The link is soldered. Note that the board is now upside down and reversed in the picture below. Turn the veroboard back and forth a few times to help familiarise the position of components from each side. This will help you become familiar with making circuits on veroboard.

The blue link is now on the right side track 1 (bottom) and track 6.

Step 17

The final 330u electrolytic capacitor can be added. This is the leftmost capacitor in the schematic.

This capacitor is inserted so that the positive plate is on the positive power track and the negative plate reached to the same track as pin 2 of the LM386 which is also at ground potential. The final component is the volume control. As this is external all that remains is to solder a length of screened cable between the LM386 at pin 3 and ground.

Step 18

Job complete. A final closeup inspection of the board is recommended. Pay particular attention to all areas where the tracks have been cut and also where there are any solder splashes.

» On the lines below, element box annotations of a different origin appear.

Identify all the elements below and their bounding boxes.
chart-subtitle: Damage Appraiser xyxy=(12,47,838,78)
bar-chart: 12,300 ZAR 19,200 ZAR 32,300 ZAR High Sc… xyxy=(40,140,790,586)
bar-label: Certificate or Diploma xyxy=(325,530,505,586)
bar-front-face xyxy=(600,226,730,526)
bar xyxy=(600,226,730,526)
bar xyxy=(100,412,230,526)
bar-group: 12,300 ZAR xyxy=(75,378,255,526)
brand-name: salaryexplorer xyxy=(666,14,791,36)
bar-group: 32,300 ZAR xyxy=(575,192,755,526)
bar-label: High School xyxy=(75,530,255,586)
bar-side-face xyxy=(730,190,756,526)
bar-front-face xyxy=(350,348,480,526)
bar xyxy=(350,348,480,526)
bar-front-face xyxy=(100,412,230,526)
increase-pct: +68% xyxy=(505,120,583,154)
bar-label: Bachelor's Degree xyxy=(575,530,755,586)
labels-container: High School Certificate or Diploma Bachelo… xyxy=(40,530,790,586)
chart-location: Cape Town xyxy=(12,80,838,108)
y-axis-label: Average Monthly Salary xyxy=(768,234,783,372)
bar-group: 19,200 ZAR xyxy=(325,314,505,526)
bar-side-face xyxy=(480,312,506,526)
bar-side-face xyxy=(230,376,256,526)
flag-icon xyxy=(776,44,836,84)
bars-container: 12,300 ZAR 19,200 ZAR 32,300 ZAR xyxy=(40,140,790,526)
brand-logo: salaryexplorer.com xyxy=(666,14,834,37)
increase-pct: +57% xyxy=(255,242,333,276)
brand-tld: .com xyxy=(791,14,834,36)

All soldered joints should appear shiny as in the picture below.

Step 19

The final completed amplifier circuit with a short length of screened cable (grey) leading off to the volume control.

Going Further:

If you have followed this article, then its only a short step from wiring up a more complex circuit. Working with digital circuits or logic circuits can prove challenging. The pinouts of IC's need to be studied, but usually, by careful placement of the IC, veroboard tracks can be utilised, minimising the number of wire links to be made on a digital circuit. When working with a multiple gate IC, you may find it useful to first complete all pins on that IC, making sure any unused inputs connect to ground, and that the IC has correct terminations for power. You may also like to study some of the schematics and veroboard layouts in my alarm section. Ron J has kindly provided large colour veroboard layouts of all of his circuits.

I hope that this article is useful to anyone building their first circuit. As always feedback is appreciated, so if you can think of anything I have omitted or suggestions and improvements please let me know.